“The board’s in good shape, so this is a good time all the way around,” he said.
Rezabek, who’s already been on the job several weeks, called his appointment to serve out Kelly’s term and his re-appointment to a full term Tuesday “the thrill of a lifetime.”
“It is a great group of people. The party politics is checked at the door. They come in and work extremely hard,” he said. “I’ve seen already, they want me to succeed, because if I succeed, they’re succeeding ... If we’re successful, then we’re protecting everybody’s rights and making sure everybody’s vote counts.”
Greathouse said she looks forward to the new role, which also comes with great responsibility.
“The Montgomery County Board of Elections has a long history of executing excellent elections and I look forward to the opportunity to continue that tradition,” she said.
Greathouse helped implement the county’s new voting system and Rezabek has been a longtime Board of Elections rover-troubleshooter, Harsman said.
Rezabek’s salary will be $127,504; Greathouse’s salary increases to $95,014 from $60,008.
Harsman said Rezabek may have a “steeper learning curve” but said he will be a quick study due to his experience with the county’s past and current voting systems as well as his judicial and legislative background.
Rezabek admits he needs to “get up to speed” on some of the behind-the-scenes duties of the county’s top elections official, but is working alongside a seasoned Montgomery County team that “was the envy of the state and maybe even the nation” during last November’s presidential election, he said.
With a budget of roughly $3.5 million, the Board of Elections currently has 26 year-round employees as well as 40 seasonal staff positions along with up to 2,000 precinct officials who work the elections, according to the county.
Both Rezabek and Greathouse will be appointed Tuesday to two-year terms by the four-person elections board, which will also get a new Republican member Tuesday.
Thomas A. Routsong will replace Kay Wick on the board and begin serving a four-year term along with Democrat Kurt Hatcher, who will be reappointed to the board, which must have an equal number of Republicans and Democrats.
Rhine McLin, a Democrat and current board chair, and Republican member Elaine Herrick are in the middle of four-year terms that began in 2019.
Also on Tuesday, the board chair will be selected.

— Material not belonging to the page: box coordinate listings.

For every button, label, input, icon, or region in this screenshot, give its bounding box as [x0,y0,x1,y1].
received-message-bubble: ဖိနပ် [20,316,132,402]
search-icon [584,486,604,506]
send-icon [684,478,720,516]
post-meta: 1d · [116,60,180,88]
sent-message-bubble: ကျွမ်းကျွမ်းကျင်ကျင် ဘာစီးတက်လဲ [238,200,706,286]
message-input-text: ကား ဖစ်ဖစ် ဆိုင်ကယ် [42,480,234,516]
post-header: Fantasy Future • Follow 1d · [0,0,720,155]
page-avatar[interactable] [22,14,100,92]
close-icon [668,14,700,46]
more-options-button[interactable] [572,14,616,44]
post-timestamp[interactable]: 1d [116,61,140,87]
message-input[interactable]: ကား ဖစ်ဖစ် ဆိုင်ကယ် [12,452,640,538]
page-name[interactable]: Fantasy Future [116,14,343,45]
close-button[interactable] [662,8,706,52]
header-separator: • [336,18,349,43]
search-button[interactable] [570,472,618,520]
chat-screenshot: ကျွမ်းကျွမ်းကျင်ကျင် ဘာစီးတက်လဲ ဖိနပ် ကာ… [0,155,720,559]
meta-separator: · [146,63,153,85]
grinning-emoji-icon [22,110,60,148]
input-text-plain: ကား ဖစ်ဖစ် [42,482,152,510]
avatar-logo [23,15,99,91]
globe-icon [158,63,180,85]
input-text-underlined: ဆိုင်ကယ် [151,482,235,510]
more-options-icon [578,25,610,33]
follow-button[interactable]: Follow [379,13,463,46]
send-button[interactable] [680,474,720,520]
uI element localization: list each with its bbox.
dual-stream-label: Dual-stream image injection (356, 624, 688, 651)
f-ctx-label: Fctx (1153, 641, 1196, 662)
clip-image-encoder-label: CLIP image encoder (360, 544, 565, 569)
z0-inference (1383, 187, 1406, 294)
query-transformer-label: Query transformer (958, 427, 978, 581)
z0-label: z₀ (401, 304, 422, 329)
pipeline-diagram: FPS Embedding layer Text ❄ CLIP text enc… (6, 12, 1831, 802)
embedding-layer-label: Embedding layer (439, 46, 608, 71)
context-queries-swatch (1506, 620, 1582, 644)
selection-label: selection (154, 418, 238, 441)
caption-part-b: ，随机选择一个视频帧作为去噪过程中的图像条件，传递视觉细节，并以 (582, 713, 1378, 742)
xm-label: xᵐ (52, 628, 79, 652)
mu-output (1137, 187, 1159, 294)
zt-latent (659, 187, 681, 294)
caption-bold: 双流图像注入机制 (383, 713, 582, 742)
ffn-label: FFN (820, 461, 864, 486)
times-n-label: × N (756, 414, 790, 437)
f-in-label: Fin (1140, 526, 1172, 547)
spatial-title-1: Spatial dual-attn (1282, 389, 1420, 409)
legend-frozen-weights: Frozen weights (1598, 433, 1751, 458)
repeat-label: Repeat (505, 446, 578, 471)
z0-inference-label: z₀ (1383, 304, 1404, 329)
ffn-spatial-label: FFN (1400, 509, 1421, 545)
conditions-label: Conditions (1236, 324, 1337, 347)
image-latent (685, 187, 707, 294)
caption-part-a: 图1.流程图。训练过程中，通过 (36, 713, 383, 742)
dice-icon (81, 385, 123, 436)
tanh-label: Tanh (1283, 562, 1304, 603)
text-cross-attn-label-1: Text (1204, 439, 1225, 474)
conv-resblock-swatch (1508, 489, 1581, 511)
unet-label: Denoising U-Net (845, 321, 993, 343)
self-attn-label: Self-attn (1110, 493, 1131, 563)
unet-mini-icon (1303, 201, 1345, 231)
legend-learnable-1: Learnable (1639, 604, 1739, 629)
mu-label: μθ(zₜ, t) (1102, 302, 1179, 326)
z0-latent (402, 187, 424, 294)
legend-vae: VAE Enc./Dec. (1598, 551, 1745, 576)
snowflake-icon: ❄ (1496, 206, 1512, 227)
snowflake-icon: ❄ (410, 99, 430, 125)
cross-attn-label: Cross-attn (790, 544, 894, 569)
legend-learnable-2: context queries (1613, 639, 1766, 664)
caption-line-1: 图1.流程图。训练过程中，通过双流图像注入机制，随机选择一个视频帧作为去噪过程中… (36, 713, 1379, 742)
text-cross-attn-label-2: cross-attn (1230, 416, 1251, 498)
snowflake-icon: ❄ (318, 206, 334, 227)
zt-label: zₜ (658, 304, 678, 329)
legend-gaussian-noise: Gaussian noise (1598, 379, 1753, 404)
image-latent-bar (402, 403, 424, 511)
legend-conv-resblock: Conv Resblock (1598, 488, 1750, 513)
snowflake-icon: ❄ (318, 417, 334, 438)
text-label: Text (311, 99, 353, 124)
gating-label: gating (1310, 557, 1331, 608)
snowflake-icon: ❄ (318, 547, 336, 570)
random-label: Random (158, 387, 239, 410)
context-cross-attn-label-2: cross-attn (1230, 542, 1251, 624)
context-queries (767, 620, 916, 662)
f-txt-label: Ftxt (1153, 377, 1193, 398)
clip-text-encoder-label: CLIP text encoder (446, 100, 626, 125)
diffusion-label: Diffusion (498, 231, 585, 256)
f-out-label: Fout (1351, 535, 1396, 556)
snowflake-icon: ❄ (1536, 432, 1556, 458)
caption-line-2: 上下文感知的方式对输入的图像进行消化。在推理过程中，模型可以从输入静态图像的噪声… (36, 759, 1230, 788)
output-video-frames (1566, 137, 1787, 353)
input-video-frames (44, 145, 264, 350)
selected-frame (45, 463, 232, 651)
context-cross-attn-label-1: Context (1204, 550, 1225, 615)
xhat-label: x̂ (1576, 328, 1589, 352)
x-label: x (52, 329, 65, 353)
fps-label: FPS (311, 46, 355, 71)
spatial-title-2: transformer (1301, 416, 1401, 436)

Ohio Law requires the chair and director to be of opposite parties.
Combatting disinformation and guarding against cybersecurity threats is an effort that includes the work and cooperation of the Ohio Secretary of State’s Office to vendors to county elections staff, Greathouse said.
“As a state, we are a team and it is important that we all move forward together as a group, because good elections everywhere are good for voters everywhere,” she said.
In addition to helping train the new director and deputy director, Harsman said the elections board will be confronted later this year with reapportionment work, which will take place months later than usual as the U.S. Census Bureau has delayed the release of redistricting data.
Kelly was named Montgomery County Board of Elections director in July 2013. She had served as the board’s finance director and prior to that, was a regional liaison for the Ohio Secretary of State’s Office. Harsman has been at the board of elections nearly 31 years and for the past 22 years has been either director or deputy director.